Certes, le nombre de transactions au niveau mondial a continué de croître de façon spectaculaire en 2016, explique Thierry Ehrmann, le fondateur et PDG d’Artprice. Et le taux d’invendus, qui permet de mesurer la température du marché, est resté linéaire, à 37 %. Mais le chiffre d’affaires global du secteur baisse, parce qu’il y a moins de pièces exceptionnelles à la vente.

« Le nombre de transactions très élevées, comprises entre 50 millions et 100 millions de dollars, s’amenuise. La peinture ancienne se fait beaucoup plus rare. Les propriétaires de ces chefs-d’œuvre attendent pour les vendre et assèchent le marché », confirme M. Ehrmann. Selon lui, ce sont désormais les grands musées qui s’affrontent pour ce type d’enchères et non plus, comme il y a dix ans, des milliardaires qui se livrent des guerres acharnées. « Les musées savent que l’acquisition d’une œuvre à plus de 100 millions de dollars leur permet d’attirer une clientèle internationale », précise-t-il.

Contrairement à son grand rival Sotheby’s, Christie’s n’est pas coté en Bourse. Son propriétaire n’est donc en rien obligé de donner des indications sur sa rentabilité. Mais il y a fort à parier qu’elle se soit, comme les ventes, sérieusement effritée l’an dernier.

« L’appétit pour l’art reste fort »

Toutefois, Guillaume Cerutti, PDG de Christie’s, qui a repris le flambeau après Patricia Barbizet depuis le 1er janvier, se veut optimiste. « L’appétit pour l’art reste fort. En dépit du côté incertain de l’économie et de l’environnement politique, le marché garde son élan. » D’ailleurs, Christie’s a constaté une hausse de 5 % de nouveaux acheteurs en 2016. M. Cerutti assure que la maison d’enchères continuera à s’adapter et à rénover son organisation.

Le groupe a notamment accéléré ses ventes en ligne – en les multipliant par sept depuis 2011 (pour atteindre l’an dernier 217 millions de dollars) – et poursuivi ses nouvelles implantations. Le groupe a inauguré un bureau à Pékin en octobre 2016 et prévoit d’en ouvrir un à Los Angeles en avril. Bon nombre d’œuvres seront présentées dans ce lieu d’exposition avant d’être mises aux enchères à Paris pendant la Foire internationale d’art contemporain.

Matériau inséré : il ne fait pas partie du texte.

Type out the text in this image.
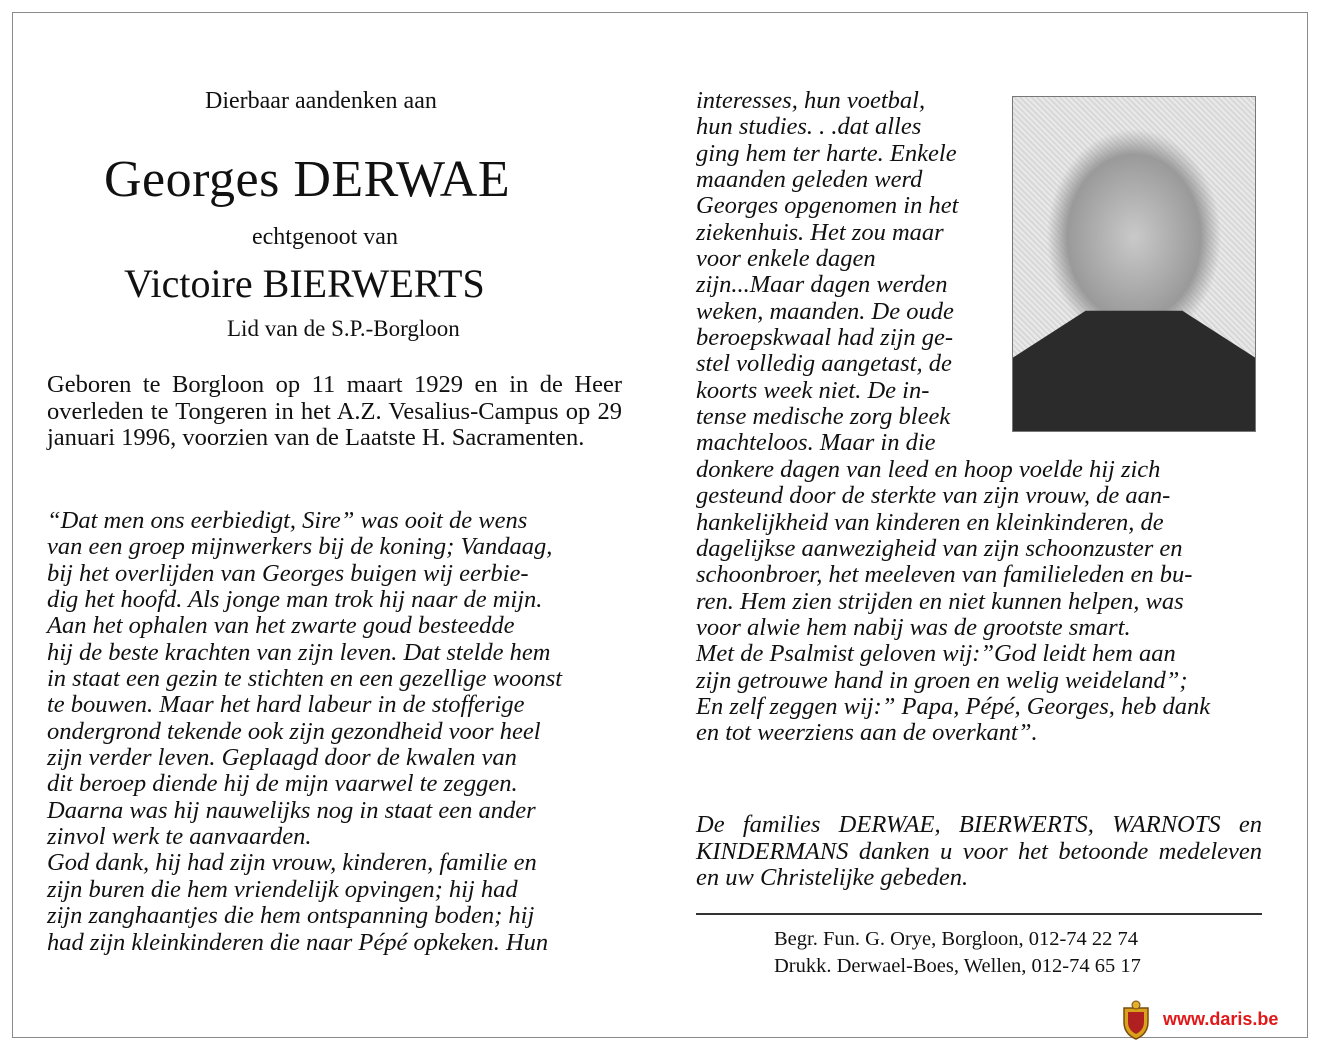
Dierbaar aandenken aan
Georges DERWAE
echtgenoot van
Victoire BIERWERTS
Lid van de S.P.-Borgloon
Geboren te Borgloon op 11 maart 1929 en in de Heer overleden te Tongeren in het A.Z. Vesalius-Campus op 29 januari 1996, voorzien van de Laatste H. Sacramenten.
“Dat men ons eerbiedigt, Sire” was ooit de wens
van een groep mijnwerkers bij de koning; Vandaag,
bij het overlijden van Georges buigen wij eerbie-
dig het hoofd. Als jonge man trok hij naar de mijn.
Aan het ophalen van het zwarte goud besteedde
hij de beste krachten van zijn leven. Dat stelde hem
in staat een gezin te stichten en een gezellige woonst
te bouwen. Maar het hard labeur in de stofferige
ondergrond tekende ook zijn gezondheid voor heel
zijn verder leven. Geplaagd door de kwalen van
dit beroep diende hij de mijn vaarwel te zeggen.
Daarna was hij nauwelijks nog in staat een ander
zinvol werk te aanvaarden.
God dank, hij had zijn vrouw, kinderen, familie en
zijn buren die hem vriendelijk opvingen; hij had
zijn zanghaantjes die hem ontspanning boden; hij
had zijn kleinkinderen die naar Pépé opkeken. Hun
interesses, hun voetbal,
hun studies. . .dat alles
ging hem ter harte. Enkele
maanden geleden werd
Georges opgenomen in het
ziekenhuis. Het zou maar
voor enkele dagen
zijn...Maar dagen werden
weken, maanden. De oude
beroepskwaal had zijn ge-
stel volledig aangetast, de
koorts week niet. De in-
tense medische zorg bleek
machteloos. Maar in die
donkere dagen van leed en hoop voelde hij zich
gesteund door de sterkte van zijn vrouw, de aan-
hankelijkheid van kinderen en kleinkinderen, de
dagelijkse aanwezigheid van zijn schoonzuster en
schoonbroer, het meeleven van familieleden en bu-
ren. Hem zien strijden en niet kunnen helpen, was
voor alwie hem nabij was de grootste smart.
Met de Psalmist geloven wij:”God leidt hem aan
zijn getrouwe hand in groen en welig weideland”;
En zelf zeggen wij:” Papa, Pépé, Georges, heb dank
en tot weerziens aan de overkant”.
De families DERWAE, BIERWERTS, WARNOTS en KINDERMANS danken u voor het betoonde medeleven en uw Christelijke gebeden.
Begr. Fun. G. Orye, Borgloon, 012-74 22 74
Drukk. Derwael-Boes, Wellen, 012-74 65 17
www.daris.be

Comme Sotheby’s, Christie’s se donne pour objectif de devenir « un acteur culturel majeur » selon M. Boccon-Gibod. Témoin de cette stratégie d’expansion : le récent rachat de la start-up Collectrium, qui gère en ligne les collections de 27 000 clients (gestion, assurance, stockage…). Ou encore l’organisation d’un musée éphémère regroupant des chefs-d’œuvre des musées britanniques à Londres en juillet. Les programmes d’éducation des collectionneurs chinois, à qui les équipes de Christie’s font découvrir l’art occidental, ou les collaborations étroites mises en place avec les gestionnaires de banques privées et de family offices participent à cette stratégie.

M. Cerutti reste très confiant sur le succès des ventes du début d’année 2017, comme les collections de Barbara Lambrecht, Heidi Weber, Hubert de Givenchy ou la collection Fujita. M. Ehrmann semble encore plus optimiste que le PDG de Christie’s, persuadé que les chefs-d’œuvre conservés par les gros collectionneurs pourraient atteindre, quand ils décideront de les vendre, des prix stratosphériques, supérieurs à 250 millions de dollars.